Vesicoureteral Reflux (VUR) is the abnormal flow of urine from the bladder back up to the ureters and sometimes to the kidneys. It is a condition in which the flow of urine goes the wrong way. This is more common in infants and children. Should it occur in adults, it may be associated with bladder outlet obstruction e.g. enlarged prostate (BPH) in men.
SYMPTOMS OF VESICOURETERAL REFLUX?
Vesicoureteral reflux can sometimes have no symptoms. Should there be symptoms, it can present with flank pain, sensation of fullness or sensation of incomplete emptying of the bladder after passing urine. It can lead to serious issues e.g. worsening of kidney function and recurrent urinary tract infection (UTI).

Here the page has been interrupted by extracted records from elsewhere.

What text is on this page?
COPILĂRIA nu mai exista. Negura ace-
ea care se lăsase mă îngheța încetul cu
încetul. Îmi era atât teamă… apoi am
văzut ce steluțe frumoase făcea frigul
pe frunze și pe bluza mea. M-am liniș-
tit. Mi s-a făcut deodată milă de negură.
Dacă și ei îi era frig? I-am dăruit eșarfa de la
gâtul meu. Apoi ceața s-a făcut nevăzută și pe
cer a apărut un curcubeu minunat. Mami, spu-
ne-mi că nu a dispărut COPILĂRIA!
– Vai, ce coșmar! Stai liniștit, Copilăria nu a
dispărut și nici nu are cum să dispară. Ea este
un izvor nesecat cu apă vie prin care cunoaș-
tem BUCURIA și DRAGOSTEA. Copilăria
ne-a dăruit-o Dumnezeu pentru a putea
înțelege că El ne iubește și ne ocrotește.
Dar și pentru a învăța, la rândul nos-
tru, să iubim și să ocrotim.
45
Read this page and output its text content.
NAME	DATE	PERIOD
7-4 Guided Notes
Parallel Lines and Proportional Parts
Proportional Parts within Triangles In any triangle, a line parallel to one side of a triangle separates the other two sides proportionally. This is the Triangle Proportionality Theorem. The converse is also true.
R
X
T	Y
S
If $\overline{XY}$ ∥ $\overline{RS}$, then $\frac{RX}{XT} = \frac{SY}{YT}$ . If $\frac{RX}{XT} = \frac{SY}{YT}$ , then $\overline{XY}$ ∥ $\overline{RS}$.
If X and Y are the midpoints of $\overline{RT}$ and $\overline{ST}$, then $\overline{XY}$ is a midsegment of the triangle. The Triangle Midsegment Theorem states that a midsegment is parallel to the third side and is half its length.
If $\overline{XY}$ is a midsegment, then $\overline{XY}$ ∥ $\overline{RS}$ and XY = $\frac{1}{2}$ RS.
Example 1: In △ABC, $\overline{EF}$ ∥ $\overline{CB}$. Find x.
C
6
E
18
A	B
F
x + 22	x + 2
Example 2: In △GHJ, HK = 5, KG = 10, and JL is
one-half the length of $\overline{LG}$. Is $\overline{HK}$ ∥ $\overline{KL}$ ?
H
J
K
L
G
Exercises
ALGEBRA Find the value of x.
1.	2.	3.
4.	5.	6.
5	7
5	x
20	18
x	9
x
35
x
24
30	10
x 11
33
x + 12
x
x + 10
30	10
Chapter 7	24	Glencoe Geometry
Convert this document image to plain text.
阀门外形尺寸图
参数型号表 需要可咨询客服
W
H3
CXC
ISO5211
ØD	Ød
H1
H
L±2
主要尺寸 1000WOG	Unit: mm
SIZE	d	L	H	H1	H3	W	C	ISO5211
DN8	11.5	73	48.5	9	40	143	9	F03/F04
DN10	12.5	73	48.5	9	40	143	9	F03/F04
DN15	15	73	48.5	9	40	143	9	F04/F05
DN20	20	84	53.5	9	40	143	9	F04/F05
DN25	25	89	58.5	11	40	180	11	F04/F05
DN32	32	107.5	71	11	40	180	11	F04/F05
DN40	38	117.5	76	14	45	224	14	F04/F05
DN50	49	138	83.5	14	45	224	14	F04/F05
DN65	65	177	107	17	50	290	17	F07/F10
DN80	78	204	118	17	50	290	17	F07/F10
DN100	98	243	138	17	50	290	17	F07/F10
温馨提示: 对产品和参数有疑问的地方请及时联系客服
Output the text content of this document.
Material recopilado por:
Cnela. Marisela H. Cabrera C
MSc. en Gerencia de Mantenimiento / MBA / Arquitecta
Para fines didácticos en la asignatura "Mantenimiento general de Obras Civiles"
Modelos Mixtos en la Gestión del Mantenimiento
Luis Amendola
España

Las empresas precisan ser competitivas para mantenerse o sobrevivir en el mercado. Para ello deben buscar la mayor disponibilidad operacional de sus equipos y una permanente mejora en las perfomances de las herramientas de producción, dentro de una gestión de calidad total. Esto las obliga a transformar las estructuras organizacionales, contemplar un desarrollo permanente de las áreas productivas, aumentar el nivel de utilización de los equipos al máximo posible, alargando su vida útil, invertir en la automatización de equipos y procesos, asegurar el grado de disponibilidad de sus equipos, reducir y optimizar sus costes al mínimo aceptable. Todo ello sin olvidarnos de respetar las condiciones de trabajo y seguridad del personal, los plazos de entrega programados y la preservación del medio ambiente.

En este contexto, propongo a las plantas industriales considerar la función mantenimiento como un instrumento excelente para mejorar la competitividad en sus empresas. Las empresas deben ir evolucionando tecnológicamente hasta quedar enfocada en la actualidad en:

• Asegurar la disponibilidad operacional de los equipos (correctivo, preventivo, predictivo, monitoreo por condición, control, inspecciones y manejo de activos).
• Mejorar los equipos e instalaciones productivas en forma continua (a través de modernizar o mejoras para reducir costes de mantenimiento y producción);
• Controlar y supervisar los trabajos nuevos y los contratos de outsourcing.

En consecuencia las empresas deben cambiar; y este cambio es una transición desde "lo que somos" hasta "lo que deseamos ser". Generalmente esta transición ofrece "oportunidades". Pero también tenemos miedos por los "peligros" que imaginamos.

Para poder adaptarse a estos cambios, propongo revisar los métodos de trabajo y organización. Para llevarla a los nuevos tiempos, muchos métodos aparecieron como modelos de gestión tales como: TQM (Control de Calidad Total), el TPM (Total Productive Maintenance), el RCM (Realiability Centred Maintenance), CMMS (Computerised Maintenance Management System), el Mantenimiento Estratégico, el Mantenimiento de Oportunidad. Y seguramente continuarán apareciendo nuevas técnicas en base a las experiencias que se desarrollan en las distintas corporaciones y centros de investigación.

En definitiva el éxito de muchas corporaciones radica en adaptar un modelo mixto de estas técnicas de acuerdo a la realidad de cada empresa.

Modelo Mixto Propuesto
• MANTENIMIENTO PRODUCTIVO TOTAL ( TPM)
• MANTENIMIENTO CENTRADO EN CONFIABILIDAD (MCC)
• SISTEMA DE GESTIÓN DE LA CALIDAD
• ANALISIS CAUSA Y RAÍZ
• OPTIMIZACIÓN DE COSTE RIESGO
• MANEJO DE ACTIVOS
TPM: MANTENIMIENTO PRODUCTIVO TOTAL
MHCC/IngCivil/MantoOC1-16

DIAGNOSING VESICOURETERAL REFLUX
The diagnosis of vesicoureteral reflux is made with a test called a voiding cystourethrogram (VCUG). It is an X-ray of the bladder which involves placing a thin catheter in the urethra and injecting fluid with an X-ray dye through the tube until the bladder is full. The patient is then asked to pass urine and pictures will be taken to see how the dye moves, specifically whether it moves backward up to one or both kidneys.
TREATMENTS FOR VESICOURETERAL REFLUX
Treatment depends on the severity of the reflux. For mild reflux, the condition can be treated conservatively, particularly in younger children e.g. 5-6 years of age. The aim of treatment with antibiotics is to prevent Urinary Tract Infection (UTI) and kidney damage. Treatment for severe cases of vesicoureteral reflux is Surgery. A minimally invasive surgical option is endoscopic surgery where the surgeon inserts a cystoscope into the urethral opening to see the inside of the bladder. A substance (bulking agent) is injected into the area where the ureter enters the bladder to try to fix the reflux. Other surgical options include reimplantation of the ureter, fixing a flap-valve attachment of the ureter to the bladder. This can be done laparoscopically or as an open surgery.